Przedstawiciele partii opozycyjnych Rady Miasta Reykjavik rozmawiali niedawno na temat „kryzysowej sytuacji dotyczącej rosnącej liczby bezdomnych w Reykjavíku”.
Opozycja wydała oficjalne oświadczenie, które mówi, że są oszołomieni, jeśli chodzi o pasywność, jaką rada miejska demonstruje w tej kwestii, ponieważ rada wybiera się na wakacje, nie rozwiązując poważnego problemu jakim są bezdomni w stolicy.
Opozycja twierdzi dalej, że poprosiła o specjalną sesję z radą ds. Opieki Społecznej, aby poradzić sobie z tą sprawą na początku lata. Powiedziano im, że nie można odbyć spotkania wcześniej niż 10 sierpnia. Tymczasem, cierpienie osób bezdomnych rośnie, stwierdza opozycja.

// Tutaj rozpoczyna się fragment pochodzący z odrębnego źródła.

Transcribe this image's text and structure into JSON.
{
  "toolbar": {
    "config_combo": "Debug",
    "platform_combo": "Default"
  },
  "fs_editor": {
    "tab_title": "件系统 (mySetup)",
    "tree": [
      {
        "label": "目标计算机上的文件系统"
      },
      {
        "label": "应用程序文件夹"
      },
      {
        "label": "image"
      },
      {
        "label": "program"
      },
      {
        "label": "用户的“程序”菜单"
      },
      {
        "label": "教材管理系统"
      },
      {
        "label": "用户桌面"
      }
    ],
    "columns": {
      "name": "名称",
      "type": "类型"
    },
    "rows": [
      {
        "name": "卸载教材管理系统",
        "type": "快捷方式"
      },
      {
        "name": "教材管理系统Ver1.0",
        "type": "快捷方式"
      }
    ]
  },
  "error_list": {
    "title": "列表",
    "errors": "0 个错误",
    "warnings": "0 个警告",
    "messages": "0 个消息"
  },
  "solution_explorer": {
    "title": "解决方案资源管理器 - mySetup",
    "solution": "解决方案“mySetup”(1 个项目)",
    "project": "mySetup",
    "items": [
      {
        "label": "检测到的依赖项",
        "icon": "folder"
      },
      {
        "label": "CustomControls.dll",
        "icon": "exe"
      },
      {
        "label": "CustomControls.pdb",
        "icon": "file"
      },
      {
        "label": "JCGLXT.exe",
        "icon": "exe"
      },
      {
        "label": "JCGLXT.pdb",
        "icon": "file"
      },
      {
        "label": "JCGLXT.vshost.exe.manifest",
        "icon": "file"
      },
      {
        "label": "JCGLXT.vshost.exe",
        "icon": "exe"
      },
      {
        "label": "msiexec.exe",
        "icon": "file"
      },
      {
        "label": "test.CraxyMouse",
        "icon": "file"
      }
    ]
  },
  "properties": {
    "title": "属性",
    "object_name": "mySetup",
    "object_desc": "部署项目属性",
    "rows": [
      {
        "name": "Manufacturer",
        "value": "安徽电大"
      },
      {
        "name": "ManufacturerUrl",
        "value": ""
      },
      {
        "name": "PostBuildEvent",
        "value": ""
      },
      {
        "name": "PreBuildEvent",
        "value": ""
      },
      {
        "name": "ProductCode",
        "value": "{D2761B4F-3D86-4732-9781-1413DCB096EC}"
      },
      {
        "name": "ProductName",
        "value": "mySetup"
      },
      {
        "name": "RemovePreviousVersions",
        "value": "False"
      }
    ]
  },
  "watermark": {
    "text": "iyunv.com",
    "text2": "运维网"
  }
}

Partie opozycyjne uzgodniły, że natychmiast należy podjąć działania i w przyszłym tygodniu zażądały nadzwyczajnego spotkania z komisją miejską ds. bezdomnych.
W oświadczeniu, który w lipcu został stworzony przez rzecznika praw obywatelskich dla islandzkiego parlamentu widać niepokojące liczby, pokazujące, że w latach 2012-2017 liczba bezdomnych wzrosła o 95%, informuje Morgunblaðið.